At the Annual Meeting, stockholders are being asked, among other things, to vote on a proposal to elect three Class II directors, Jeffrey Chodakewitz, Michael Lynton and Nancy A. Thornberry, each to serve for a three-year term expiring at the 2025 annual meeting of stockholders and until his or her respective successor has been duly elected and qualified, which is identified in the Proxy Statement as Proposal No. 1. This supplement is being filed to provide updated information about a director nominee’s biographical information and to provide additional information and context to help stockholders evaluate Proposal No. 1. The Company urges you to read the Proxy Statement and this supplement in their entirety. Except as specifically supplemented by the information contained herein, all information set forth in the Proxy Statement remains unchanged. To the extent that information in this supplement differs from or updates information contained in the Proxy Statement, the information in this supplement is more current.

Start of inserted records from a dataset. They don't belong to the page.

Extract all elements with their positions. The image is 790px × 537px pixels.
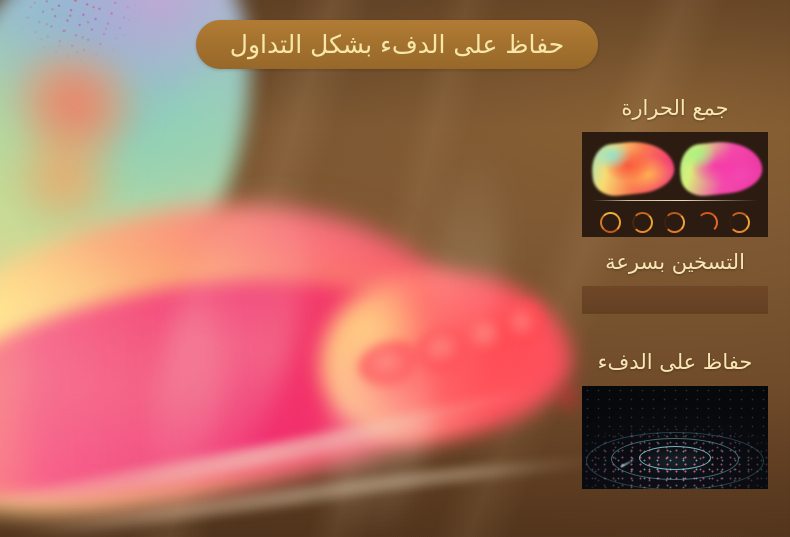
fast-heating-bar	[582, 286, 768, 314]
headline-text: حفاظ على الدفء بشكل التداول	[230, 32, 564, 57]
loading-spinner-icon	[664, 212, 685, 233]
thermal-foot-pair	[582, 136, 768, 198]
loading-spinner-icon	[600, 212, 621, 233]
thermal-foot-warm	[590, 138, 677, 198]
panel-keep-warm-label: حفاظ على الدفء	[582, 352, 768, 373]
thermal-foot-artwork	[0, 0, 610, 537]
promotional-image: حفاظ على الدفء بشكل التداول جمع الحرارة …	[0, 0, 790, 537]
thermal-foot-cool	[678, 138, 765, 198]
panel-heat-gathering-label: جمع الحرارة	[582, 98, 768, 119]
loading-spinner-icon	[697, 212, 718, 233]
keep-warm-particle-image	[582, 386, 768, 489]
colored-particles	[582, 426, 768, 489]
panel-fast-heating-label: التسخين بسرعة	[582, 252, 768, 273]
loading-spinner-row	[582, 208, 768, 236]
thermal-foot-pair-image	[582, 132, 768, 237]
thermal-foot-shape	[0, 0, 610, 537]
panel-heat-gathering: جمع الحرارة	[582, 98, 768, 237]
headline-banner: حفاظ على الدفء بشكل التداول	[196, 20, 598, 69]
panel-fast-heating: التسخين بسرعة	[582, 252, 768, 314]
horizontal-divider	[592, 200, 758, 201]
loading-spinner-icon	[729, 212, 750, 233]
panel-keep-warm: حفاظ على الدفء	[582, 352, 768, 489]
loading-spinner-icon	[632, 212, 653, 233]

Proposal No. 1 – Election of Three Class II Directors

Our board of directors has recommended that stockholders vote FOR the election of all three Class II directors, including Michael Lynton, a member of our board of directors since January 2018 and the current chairman of our board of directors. Mr. Lynton currently serves as a director at five public companies, including Schrödinger, Inc., and discussions with our stockholders provided important feedback on Mr. Lynton’s current board commitments, as he is considered “overboarded” by certain of our stockholders. In order to align his commitments to address these stockholder concerns, Mr. Lynton has committed to reduce the number of public company boards of directors on which he serves to no more than four within one year of the Annual Meeting. We believe that Mr. Lynton is able to continue to devote sufficient time to fulfill his duties to Schrödinger, Inc., as evidenced by his exemplary attendance record at meetings of our board of directors. We also believe that Mr. Lynton has been, and will continue to be, an effective and engaged director who possesses beneficial experience, perspective and skills, and that re-electing him to the board of directors of Schrödinger, Inc. is in the best interest of our stockholders.

The board of directors recommend voting “FOR” the election of Michael Lynton as a Class II director for a three-year term ending at the annual meeting of stockholders to be held in 2025.